Photo: Dankc Adventure/Shutterstock

Turkmenistan's Infamous 'Gates of Hell' May Finally Close

Turkmenistan News
by Morgane Croissant Jan 12, 2022

In 1971, Soviet scientists looking for oil in the Karakum Desert of Turkmenistan accidentally created what became one of the country’s most popular tourist attractions and one of the world’s most bizarre places: The “Gates of Hell.”

While drilling for oil, they hit a large cavern filled with natural gas, causing the ground to collapse into a giant hole and the rig to fall inside. In the hope that the dangerous methane gas escaping from the pit they created would burn off quickly, the scientists set fire to it.

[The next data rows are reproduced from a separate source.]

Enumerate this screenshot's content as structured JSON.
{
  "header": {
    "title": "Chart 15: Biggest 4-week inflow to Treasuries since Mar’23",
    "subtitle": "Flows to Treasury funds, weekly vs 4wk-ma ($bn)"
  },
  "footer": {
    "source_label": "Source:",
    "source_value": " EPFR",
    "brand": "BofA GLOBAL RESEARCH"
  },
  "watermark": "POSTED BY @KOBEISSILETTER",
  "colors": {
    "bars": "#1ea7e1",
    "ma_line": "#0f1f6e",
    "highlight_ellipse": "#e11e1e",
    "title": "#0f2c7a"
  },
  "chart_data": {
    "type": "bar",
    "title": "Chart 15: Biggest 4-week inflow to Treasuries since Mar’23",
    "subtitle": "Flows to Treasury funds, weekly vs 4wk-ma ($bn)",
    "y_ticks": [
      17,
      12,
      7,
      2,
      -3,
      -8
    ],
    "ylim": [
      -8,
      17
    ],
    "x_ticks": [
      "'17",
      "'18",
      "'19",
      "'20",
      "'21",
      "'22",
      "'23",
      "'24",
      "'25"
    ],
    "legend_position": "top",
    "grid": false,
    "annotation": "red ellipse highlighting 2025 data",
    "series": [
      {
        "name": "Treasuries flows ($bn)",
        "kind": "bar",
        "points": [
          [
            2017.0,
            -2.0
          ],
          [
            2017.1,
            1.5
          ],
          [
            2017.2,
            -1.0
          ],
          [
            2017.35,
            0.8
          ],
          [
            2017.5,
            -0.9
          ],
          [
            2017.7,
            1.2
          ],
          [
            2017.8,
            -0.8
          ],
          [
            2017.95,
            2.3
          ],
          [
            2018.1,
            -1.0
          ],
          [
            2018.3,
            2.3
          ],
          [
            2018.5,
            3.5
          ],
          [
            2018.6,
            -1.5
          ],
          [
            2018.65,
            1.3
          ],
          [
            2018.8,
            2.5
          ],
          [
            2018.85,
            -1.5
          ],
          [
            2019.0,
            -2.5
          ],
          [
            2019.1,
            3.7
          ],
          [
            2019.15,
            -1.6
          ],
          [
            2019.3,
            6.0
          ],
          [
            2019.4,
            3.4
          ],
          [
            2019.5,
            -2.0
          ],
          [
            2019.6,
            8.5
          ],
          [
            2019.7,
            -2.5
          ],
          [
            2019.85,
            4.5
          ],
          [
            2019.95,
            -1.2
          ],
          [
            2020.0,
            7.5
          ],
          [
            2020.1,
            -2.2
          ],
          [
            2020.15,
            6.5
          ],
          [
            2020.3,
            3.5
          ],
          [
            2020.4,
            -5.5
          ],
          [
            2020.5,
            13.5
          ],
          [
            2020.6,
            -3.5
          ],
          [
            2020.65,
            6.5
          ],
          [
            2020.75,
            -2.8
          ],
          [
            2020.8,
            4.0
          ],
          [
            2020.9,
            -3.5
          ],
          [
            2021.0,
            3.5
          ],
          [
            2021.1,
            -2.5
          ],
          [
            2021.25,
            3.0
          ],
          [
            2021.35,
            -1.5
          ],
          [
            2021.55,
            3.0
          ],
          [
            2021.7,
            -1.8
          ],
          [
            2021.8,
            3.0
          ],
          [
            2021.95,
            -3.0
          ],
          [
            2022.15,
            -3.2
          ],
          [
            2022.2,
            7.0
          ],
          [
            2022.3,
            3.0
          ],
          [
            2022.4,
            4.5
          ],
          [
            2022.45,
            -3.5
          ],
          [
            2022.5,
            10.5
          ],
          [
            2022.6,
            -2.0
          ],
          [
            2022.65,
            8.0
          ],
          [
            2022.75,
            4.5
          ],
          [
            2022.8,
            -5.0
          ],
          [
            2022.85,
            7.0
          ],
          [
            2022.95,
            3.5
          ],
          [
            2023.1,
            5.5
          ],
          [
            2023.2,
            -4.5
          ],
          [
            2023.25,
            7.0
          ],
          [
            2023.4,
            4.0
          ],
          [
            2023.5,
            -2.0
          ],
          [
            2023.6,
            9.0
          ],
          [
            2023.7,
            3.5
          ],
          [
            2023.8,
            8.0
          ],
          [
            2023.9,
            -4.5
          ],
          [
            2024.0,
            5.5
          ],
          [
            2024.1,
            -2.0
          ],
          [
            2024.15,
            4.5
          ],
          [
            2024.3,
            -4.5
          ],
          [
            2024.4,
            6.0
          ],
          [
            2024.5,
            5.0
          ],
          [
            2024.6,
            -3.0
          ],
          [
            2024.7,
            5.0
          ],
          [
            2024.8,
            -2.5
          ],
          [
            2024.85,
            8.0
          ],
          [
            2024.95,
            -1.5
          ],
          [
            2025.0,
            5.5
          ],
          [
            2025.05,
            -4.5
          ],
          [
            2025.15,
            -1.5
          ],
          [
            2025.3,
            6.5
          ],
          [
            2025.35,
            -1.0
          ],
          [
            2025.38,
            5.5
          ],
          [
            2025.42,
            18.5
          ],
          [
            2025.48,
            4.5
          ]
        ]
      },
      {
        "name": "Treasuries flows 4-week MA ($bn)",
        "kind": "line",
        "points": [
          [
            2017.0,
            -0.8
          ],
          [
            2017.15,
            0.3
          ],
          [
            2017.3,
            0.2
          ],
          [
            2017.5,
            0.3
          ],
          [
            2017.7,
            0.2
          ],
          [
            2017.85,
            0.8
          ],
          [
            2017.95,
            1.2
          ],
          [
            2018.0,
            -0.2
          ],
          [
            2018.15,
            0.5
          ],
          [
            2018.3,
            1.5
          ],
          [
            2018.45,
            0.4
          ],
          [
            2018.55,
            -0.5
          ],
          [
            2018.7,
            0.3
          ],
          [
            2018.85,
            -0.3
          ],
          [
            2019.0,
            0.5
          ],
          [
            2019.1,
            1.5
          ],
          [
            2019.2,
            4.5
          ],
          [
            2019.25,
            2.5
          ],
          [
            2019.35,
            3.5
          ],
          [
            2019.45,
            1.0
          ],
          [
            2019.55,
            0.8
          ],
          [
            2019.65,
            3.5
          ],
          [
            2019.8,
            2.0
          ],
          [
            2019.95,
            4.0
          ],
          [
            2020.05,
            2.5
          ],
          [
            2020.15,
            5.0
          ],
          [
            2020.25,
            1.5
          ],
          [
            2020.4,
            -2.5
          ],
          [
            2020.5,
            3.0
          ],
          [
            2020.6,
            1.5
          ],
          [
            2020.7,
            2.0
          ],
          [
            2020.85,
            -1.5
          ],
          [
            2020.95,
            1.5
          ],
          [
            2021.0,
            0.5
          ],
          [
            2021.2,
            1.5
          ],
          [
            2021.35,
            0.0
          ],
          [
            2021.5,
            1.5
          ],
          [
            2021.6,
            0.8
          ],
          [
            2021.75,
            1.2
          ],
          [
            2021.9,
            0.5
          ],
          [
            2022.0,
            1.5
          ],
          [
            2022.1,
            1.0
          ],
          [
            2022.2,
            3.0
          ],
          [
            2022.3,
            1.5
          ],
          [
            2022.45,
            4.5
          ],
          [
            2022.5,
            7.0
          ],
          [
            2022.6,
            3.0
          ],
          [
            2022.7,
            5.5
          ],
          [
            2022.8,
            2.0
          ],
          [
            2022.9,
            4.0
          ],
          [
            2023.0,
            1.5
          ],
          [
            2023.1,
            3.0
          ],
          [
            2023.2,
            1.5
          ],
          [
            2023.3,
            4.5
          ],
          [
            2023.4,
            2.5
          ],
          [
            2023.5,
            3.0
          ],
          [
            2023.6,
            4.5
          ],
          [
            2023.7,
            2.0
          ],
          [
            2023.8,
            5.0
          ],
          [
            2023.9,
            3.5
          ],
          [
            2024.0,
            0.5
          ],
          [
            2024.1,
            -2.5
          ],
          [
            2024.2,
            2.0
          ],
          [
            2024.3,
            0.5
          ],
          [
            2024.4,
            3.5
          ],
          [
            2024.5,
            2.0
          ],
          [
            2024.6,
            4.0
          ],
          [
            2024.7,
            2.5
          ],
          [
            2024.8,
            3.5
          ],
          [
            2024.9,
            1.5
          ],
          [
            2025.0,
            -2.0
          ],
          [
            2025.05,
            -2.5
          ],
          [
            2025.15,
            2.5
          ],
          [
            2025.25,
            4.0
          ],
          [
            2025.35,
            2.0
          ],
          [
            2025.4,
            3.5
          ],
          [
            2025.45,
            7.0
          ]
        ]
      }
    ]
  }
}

It’s been over 50 years since, and the flaming crater is still very much burning.

Photo: Iwanami Photos/Shutterstock

But if the president of Turkmenistan, Gurbanguly Berdimuhamedow, has anything to do with it, the end is near for the Gates of Hell (or, as Berdimuhamedow officially renamed the crater in 2018, the “Shining of Karakum”).

In a televised announcement on January 8, 2022, Berdimuhamedow instructed officials to find a solution to put out the fire, citing concerns for the environment, the health of the people living nearby, and the loss of an economic opportunity.

“We are losing valuable natural resources for which we could get significant profits and use them for improving the well-being of our people,” he said during his television appearance, the Associated Press reports.

Back in August 2019, when Berdimuhamedow was filmed doing donuts next to the gas crater in a rally car, he did not seem too bothered about its existence, but it’s clear he’s had a change of heart since then.

If you want to see The Gates of Hell in all of its 230-foot-wide, 65-foot-deep flaming glory, then it’s now or never. Just know that getting a visa to Turkmenistan is not a walk in the park, as the country has been called “the new North Korea of travel“.